One last question: how long do the juvies take from the time they are 1.5 to 2 inches to the time they start colouring up and you can distinguish the males from the females? I understand the moorii are very slow to mature and can only be sexed by venting (or if a female holds) but don't know about the other haps or the peacocks.

Thanks...and congratulations on your the restocked 90!


----------



## GoofBoy (Jul 3, 2007)

zimmy said:


> Thanks for the link and all the answers to my questions!
> 
> One last question: how long do the juvies take from the time they are 1.5 to 2 inches to the time they start colouring up and you can distinguish the males from the females? I understand the moorii are very slow to mature and can only be sexed by venting (or if a female holds) but don't know about the other haps or the peacocks.
> 
> Thanks...and congratulations on your the restocked 90!


A couple of months to half a year to show some color - just depends. The difference between Hap/peacocks and mbuna to me is the males continue to get better looking over the span of a couple of years, think of them as a fine wine.

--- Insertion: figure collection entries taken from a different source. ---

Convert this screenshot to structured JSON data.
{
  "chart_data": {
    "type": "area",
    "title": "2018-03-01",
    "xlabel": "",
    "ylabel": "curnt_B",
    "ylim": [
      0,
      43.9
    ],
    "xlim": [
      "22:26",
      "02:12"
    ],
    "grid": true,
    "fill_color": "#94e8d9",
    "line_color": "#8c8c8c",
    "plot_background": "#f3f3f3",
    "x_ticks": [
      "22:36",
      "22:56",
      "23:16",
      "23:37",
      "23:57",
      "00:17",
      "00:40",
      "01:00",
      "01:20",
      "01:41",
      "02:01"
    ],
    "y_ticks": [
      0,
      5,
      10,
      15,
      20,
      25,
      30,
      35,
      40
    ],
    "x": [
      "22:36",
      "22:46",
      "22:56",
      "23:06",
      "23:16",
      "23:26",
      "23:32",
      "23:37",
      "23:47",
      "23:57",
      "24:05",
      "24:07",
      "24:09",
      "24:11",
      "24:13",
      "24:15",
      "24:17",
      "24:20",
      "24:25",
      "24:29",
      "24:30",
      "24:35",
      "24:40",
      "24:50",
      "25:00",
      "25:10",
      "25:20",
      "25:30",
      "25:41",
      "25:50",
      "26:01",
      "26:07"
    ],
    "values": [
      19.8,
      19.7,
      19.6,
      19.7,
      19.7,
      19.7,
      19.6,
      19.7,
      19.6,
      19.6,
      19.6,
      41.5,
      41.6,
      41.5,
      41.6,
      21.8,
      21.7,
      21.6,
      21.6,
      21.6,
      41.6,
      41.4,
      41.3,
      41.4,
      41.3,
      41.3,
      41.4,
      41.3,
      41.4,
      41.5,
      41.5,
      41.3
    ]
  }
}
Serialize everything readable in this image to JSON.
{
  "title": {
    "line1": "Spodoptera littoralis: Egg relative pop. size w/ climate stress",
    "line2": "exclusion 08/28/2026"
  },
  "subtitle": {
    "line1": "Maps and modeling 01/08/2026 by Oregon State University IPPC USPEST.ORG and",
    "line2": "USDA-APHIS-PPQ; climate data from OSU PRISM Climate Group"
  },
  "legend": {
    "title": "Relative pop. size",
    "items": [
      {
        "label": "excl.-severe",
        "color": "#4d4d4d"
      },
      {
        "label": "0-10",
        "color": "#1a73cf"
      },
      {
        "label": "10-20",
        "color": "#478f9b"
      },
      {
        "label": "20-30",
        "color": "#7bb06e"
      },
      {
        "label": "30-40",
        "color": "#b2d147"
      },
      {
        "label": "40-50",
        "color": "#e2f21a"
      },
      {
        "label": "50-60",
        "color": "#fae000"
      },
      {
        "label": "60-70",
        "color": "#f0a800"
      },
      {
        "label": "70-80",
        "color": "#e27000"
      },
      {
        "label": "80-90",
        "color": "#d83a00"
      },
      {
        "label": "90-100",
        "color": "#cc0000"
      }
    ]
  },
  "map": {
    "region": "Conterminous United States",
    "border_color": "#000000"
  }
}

The electra article points this out with the two pictures - difference between years one and two is what it looks like. The Electra is one of my favorite by the way - love my male and had a girl blue enough at 4in that I put her in my male tank - it was an unfortumate half-hour until I took her out :wink:.


----------



## Malawi Mac (Aug 20, 2004)

I kept a shoal of Giant Demosoni (2M,3F) in a 135 gal. hap tank once with minimal problems. One of the males chased a young Placidochromis sp. phenochilus on a regular basis. He had no speckles and was a blue fish with black bars, so I think the Giant Demasoni took him for a conspecific. Neithe he nor any of the other G.D.'s bothered any of the other haps in the tank, which included a large male Cyrtocara moori. I also had yellow labs in the tanks FWIW.


----------